Albert Edwards of Société Générale is one of the longest-tenured strategists of global securities markets around. He’s very smart. He foresaw the problems that would result in the peripheral EU countries from the very beginning. He predicted long ago the current condition of globally low interest rates and slow growth, which he dubbed the “ice age.” It took a more uplifting spin by marketing juggernaut Pimco, which called the situation the “new normal,” before the idea gained wide acceptance.
In some sense, Mr. Edwards’ predictions are …well, predictable. He’s almost always bearish.
He’s currently listening to “Dr.
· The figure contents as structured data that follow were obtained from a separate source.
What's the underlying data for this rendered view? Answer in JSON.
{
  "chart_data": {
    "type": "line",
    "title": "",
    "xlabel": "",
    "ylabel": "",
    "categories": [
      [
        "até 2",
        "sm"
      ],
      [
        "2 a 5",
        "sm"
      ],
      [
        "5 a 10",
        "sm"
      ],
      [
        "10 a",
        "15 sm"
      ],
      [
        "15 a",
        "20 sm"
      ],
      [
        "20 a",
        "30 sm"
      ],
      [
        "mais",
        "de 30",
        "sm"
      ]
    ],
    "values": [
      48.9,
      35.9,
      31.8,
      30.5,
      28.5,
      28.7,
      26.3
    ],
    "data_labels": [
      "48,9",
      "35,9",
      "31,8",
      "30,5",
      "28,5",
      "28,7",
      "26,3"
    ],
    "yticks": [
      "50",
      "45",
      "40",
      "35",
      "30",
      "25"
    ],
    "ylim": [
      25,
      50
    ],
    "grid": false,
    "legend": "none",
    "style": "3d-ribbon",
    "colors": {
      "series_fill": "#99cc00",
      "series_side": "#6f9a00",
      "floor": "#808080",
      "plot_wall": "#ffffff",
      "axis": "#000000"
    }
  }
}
Copper,” whose price has been falling since the beginning of the year. Mr. Edwards likens today’s situation to that in 2007, when a swoon in the red metal (it ultimately lost 2/3 of its value) presaged recession.
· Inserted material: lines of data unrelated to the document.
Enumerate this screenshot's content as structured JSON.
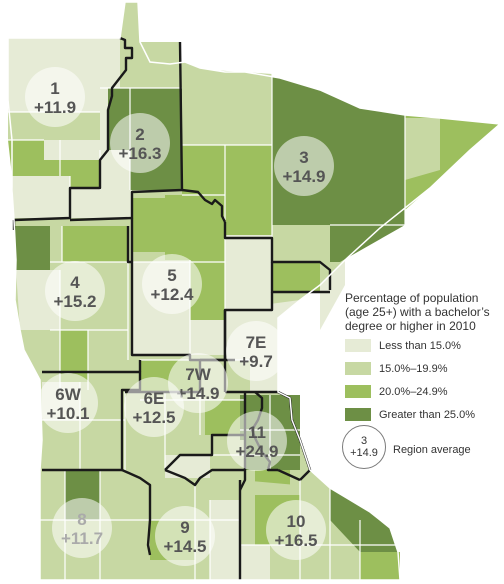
{
  "legend": {
    "title_lines": [
      "Percentage of population",
      "(age 25+) with a bachelor’s",
      "degree or higher in 2010"
    ],
    "items": [
      {
        "label": "Less than 15.0%",
        "color": "#e6ebd6"
      },
      {
        "label": "15.0%–19.9%",
        "color": "#c7d8a3"
      },
      {
        "label": "20.0%–24.9%",
        "color": "#9dbf5e"
      },
      {
        "label": "Greater than 25.0%",
        "color": "#6d8f45"
      }
    ],
    "example_region": "3",
    "example_value": "+14.9",
    "example_caption": "Region average"
  },
  "regions": [
    {
      "id": "1",
      "value": "+11.9"
    },
    {
      "id": "2",
      "value": "+16.3"
    },
    {
      "id": "3",
      "value": "+14.9"
    },
    {
      "id": "4",
      "value": "+15.2"
    },
    {
      "id": "5",
      "value": "+12.4"
    },
    {
      "id": "7E",
      "value": "+9.7"
    },
    {
      "id": "7W",
      "value": "+14.9"
    },
    {
      "id": "6W",
      "value": "+10.1"
    },
    {
      "id": "6E",
      "value": "+12.5"
    },
    {
      "id": "11",
      "value": "+24.9"
    },
    {
      "id": "8",
      "value": "+11.7"
    },
    {
      "id": "9",
      "value": "+14.5"
    },
    {
      "id": "10",
      "value": "+16.5"
    }
  ]
}
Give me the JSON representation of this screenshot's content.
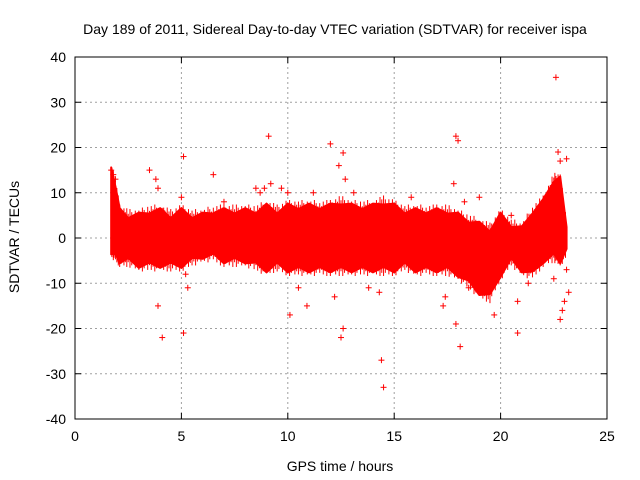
{
  "chart_data": {
    "type": "scatter",
    "title": "Day 189 of 2011, Sidereal Day-to-day VTEC variation (SDTVAR) for receiver ispa",
    "xlabel": "GPS time / hours",
    "ylabel": "SDTVAR / TECUs",
    "xlim": [
      0,
      25
    ],
    "ylim": [
      -40,
      40
    ],
    "xticks": [
      "0",
      "5",
      "10",
      "15",
      "20",
      "25"
    ],
    "yticks": [
      "-40",
      "-30",
      "-20",
      "-10",
      "0",
      "10",
      "20",
      "30",
      "40"
    ],
    "grid": true,
    "marker": "+",
    "series": [
      {
        "name": "SDTVAR",
        "color": "#ff0000",
        "band": [
          [
            1.7,
            -3,
            15
          ],
          [
            1.9,
            -4,
            12
          ],
          [
            2.1,
            -5,
            6
          ],
          [
            2.5,
            -5,
            5
          ],
          [
            3.0,
            -6,
            5
          ],
          [
            3.5,
            -6,
            6
          ],
          [
            4.0,
            -6,
            6
          ],
          [
            4.5,
            -6,
            5
          ],
          [
            5.0,
            -6,
            6
          ],
          [
            5.5,
            -5,
            5
          ],
          [
            6.0,
            -4,
            5
          ],
          [
            6.5,
            -4,
            6
          ],
          [
            7.0,
            -5,
            6
          ],
          [
            7.5,
            -5,
            6
          ],
          [
            8.0,
            -5,
            6
          ],
          [
            8.5,
            -6,
            6
          ],
          [
            9.0,
            -7,
            7
          ],
          [
            9.5,
            -6,
            6
          ],
          [
            10.0,
            -7,
            7
          ],
          [
            10.5,
            -7,
            7
          ],
          [
            11.0,
            -7,
            7
          ],
          [
            11.5,
            -7,
            7
          ],
          [
            12.0,
            -7,
            7
          ],
          [
            12.5,
            -7,
            8
          ],
          [
            13.0,
            -7,
            7
          ],
          [
            13.5,
            -7,
            7
          ],
          [
            14.0,
            -7,
            7
          ],
          [
            14.5,
            -7,
            8
          ],
          [
            15.0,
            -7,
            7
          ],
          [
            15.5,
            -6,
            6
          ],
          [
            16.0,
            -7,
            6
          ],
          [
            16.5,
            -7,
            6
          ],
          [
            17.0,
            -7,
            6
          ],
          [
            17.5,
            -7,
            6
          ],
          [
            18.0,
            -8,
            5
          ],
          [
            18.5,
            -10,
            4
          ],
          [
            19.0,
            -12,
            3
          ],
          [
            19.5,
            -13,
            2
          ],
          [
            20.0,
            -8,
            5
          ],
          [
            20.5,
            -5,
            3
          ],
          [
            21.0,
            -7,
            2
          ],
          [
            21.5,
            -8,
            6
          ],
          [
            22.0,
            -5,
            8
          ],
          [
            22.5,
            -4,
            13
          ],
          [
            22.8,
            -5,
            13
          ],
          [
            23.1,
            -3,
            3
          ]
        ],
        "points": [
          [
            1.7,
            15
          ],
          [
            1.8,
            14
          ],
          [
            1.9,
            13
          ],
          [
            3.5,
            15
          ],
          [
            3.8,
            13
          ],
          [
            3.9,
            11
          ],
          [
            4.1,
            6
          ],
          [
            3.9,
            -15
          ],
          [
            4.1,
            -22
          ],
          [
            5.1,
            18
          ],
          [
            5.0,
            9
          ],
          [
            5.1,
            -21
          ],
          [
            5.3,
            -11
          ],
          [
            5.2,
            -8
          ],
          [
            6.5,
            14
          ],
          [
            7.0,
            8
          ],
          [
            8.5,
            11
          ],
          [
            8.7,
            10
          ],
          [
            8.9,
            11
          ],
          [
            9.1,
            22.5
          ],
          [
            9.2,
            12
          ],
          [
            9.7,
            11
          ],
          [
            10.0,
            10
          ],
          [
            10.1,
            -17
          ],
          [
            10.5,
            -11
          ],
          [
            10.9,
            -15
          ],
          [
            11.2,
            10
          ],
          [
            12.0,
            20.8
          ],
          [
            12.2,
            -13
          ],
          [
            12.4,
            16
          ],
          [
            12.6,
            18.8
          ],
          [
            12.7,
            13
          ],
          [
            12.6,
            -20
          ],
          [
            12.5,
            -22
          ],
          [
            13.1,
            10
          ],
          [
            13.8,
            -11
          ],
          [
            14.4,
            -27
          ],
          [
            14.5,
            -33
          ],
          [
            14.3,
            -12
          ],
          [
            15.8,
            9
          ],
          [
            17.3,
            -15
          ],
          [
            17.4,
            -13
          ],
          [
            17.8,
            12
          ],
          [
            17.9,
            22.5
          ],
          [
            18.0,
            21.5
          ],
          [
            17.9,
            -19
          ],
          [
            18.1,
            -24
          ],
          [
            18.3,
            8
          ],
          [
            18.5,
            -11
          ],
          [
            19.0,
            9
          ],
          [
            19.7,
            -17
          ],
          [
            20.5,
            5
          ],
          [
            20.8,
            -14
          ],
          [
            20.8,
            -21
          ],
          [
            21.3,
            -10
          ],
          [
            22.0,
            8
          ],
          [
            22.5,
            -9
          ],
          [
            22.6,
            35.5
          ],
          [
            22.7,
            19
          ],
          [
            22.8,
            17
          ],
          [
            22.8,
            -18
          ],
          [
            22.9,
            -16
          ],
          [
            23.0,
            -14
          ],
          [
            23.1,
            17.5
          ],
          [
            23.1,
            -7
          ],
          [
            23.2,
            -12
          ]
        ]
      }
    ]
  }
}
Why is copper so important? Its use is highly economically sensitive. It’s tubing and wiring in building construction; it’s the guts of an electric power generator; and a new car can contain up to a hundred pounds of it.
Recession in the back half of 2013 wouldn’t be pleasant. Monetary spigots around the world are already wide open. Fiscal loosening takes a long time to have an effect–and, ex the EU, dysfunctional legislatures are unlikely to agree on anything positive in any event. So for the first time since WW II, we’d just have to take our lumps.
is this right?
I’m not sure that Mr. Edwards is correct, though, about what’s causing the copper price to fall this time. A tripling in the price of copper since 2006 has caused new mine projects to start up and existing mine production to rise steadily. I haven’t been able to find good statistics for recycled copper, another important source of supply, but I’m confident that it’s up as well. As a result, a market that was chronically short of supply has recently turned into one where supply is now slightly ahead of demand. Hence the price fall. Unlike 2007, my view is that Dr. Copper is swhispering that supplies will be plentiful from now on, not that demand is drying up.
Europe is cheap
By the way, Albert Edwards has another big insight. This one is bullish. So, coming from a bear, it’s well worth listening to.
He thinks European stocks are startlingly cheap. Copper is telling him that world economies are going to hell in a handbasket over the next eighteen months, so the timing isn’t quite right today. But if–like me–you think he’s getting the wrong message from Cu, they’re worth taking a look at now.